Есть и такой источник обогащения, как чужое горе. Поминки. Один раз мне повезло: я приношу телеграмму соболезнования: «всем сердцем с вами, скорблю о вашей потере», – дверь открывает безутешная вдова, за ней в проеме – интеллигентная, небедная квартира. Синие обои, мебель ампир. Портреты в овалах. Сделав приличествующее, чуть опечаленное лицо, вручаю телеграмму. Вдова расписывается на квитанции и вручает мне двадцать копеек на чай.
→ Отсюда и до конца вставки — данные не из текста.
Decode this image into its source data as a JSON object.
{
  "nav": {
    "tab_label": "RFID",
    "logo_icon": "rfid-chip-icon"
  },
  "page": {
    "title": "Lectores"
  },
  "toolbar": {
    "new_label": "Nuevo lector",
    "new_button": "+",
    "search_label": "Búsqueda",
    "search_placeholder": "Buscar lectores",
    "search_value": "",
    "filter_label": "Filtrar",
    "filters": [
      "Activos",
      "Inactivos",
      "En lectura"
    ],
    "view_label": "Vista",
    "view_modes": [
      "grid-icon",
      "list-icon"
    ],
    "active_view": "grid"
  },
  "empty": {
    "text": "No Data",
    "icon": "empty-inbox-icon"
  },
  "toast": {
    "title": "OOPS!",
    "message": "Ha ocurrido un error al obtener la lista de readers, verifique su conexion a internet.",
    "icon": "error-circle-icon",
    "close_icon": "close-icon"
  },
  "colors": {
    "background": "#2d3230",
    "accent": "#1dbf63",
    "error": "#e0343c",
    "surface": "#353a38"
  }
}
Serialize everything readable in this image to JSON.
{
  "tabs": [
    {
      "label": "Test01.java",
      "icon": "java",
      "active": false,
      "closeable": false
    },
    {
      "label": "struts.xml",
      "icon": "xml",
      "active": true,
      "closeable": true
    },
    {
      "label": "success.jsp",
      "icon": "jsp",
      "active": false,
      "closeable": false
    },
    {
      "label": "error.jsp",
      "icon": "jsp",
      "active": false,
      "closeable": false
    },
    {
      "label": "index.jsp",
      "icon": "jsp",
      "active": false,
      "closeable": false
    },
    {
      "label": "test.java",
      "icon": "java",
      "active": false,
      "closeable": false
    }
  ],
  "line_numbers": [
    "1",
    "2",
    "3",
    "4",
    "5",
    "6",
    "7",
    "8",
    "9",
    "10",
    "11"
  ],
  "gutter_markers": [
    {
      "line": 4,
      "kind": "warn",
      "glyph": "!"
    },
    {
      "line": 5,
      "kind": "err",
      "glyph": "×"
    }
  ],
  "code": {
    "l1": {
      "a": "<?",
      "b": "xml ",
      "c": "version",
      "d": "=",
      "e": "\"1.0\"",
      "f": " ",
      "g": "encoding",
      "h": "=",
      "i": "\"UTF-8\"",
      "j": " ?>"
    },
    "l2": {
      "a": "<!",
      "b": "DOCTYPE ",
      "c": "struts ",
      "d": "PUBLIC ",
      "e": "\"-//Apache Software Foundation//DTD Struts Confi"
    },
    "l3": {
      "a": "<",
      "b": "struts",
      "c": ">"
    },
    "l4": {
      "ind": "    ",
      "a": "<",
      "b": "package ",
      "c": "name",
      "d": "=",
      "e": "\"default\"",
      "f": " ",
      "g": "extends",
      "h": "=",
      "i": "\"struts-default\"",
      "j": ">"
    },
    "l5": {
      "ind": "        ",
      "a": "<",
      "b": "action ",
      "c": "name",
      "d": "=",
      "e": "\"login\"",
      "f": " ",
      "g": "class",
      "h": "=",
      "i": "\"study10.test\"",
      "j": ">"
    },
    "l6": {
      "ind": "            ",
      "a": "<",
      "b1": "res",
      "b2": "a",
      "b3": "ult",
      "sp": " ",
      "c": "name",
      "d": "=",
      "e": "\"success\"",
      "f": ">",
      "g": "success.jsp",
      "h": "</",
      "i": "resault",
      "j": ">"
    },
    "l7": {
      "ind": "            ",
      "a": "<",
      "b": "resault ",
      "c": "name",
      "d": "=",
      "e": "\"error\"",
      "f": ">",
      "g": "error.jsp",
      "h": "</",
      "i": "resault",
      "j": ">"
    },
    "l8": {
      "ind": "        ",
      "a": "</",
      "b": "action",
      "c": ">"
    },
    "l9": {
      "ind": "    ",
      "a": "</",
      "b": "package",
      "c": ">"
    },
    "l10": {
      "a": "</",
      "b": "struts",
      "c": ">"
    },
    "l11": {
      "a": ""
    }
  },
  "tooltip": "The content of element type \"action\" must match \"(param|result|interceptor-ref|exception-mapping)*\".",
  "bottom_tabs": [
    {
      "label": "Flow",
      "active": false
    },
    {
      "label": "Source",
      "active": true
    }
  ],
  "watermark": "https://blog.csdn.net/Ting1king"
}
Обана! Первый раз в жизни получила на чай. Интересное ощущение. Вышла, села на лавочку в скверике покурить и обдумать. Это же какие деньжищи. Прикинула: унижают ли чаевые человека? – Неа, не унижают, только радуют; извините, вдова и покойник. Вам время тлеть, а мне цвести. Мне восемнадцать лет, и я намерена цвести. Красно-лиловым персидским цветом.

Докурила, вернулась на почту – еще одно скорбное послание. Бодренько отнесла вдове. Вдова приняла послание и по лицу ее прошла тень. Не от могильной сени, но от предстоящего ей ущерба: на этот раз она наградила меня пятнадцатью копейками. Окей, тенденция понятна. «Повадились тут ходить, деньги мои выпрашивать!» – читалось на ее заплаканном лице, хотя я не произносила ни слова, молча протягивала квитанцию и шариковую авторучку на мочальной веревочке и молча же уходила в пахучую тьму подъезда; первый этаж был, со двора. Батареи отопления какие-то с торчащей паклей, ледяные летом. Коричневые, земляного цвета стены. Лампочка вывинчена. Третья телеграмма принесла мне гривенник, а все последующие вдова хватала с нескрываемой ненавистью в глазах и чаевых больше не давала. Просто вырывала телеграммы из моих рук и с глухим стуком захлопывала войлочную, утепленную дверь.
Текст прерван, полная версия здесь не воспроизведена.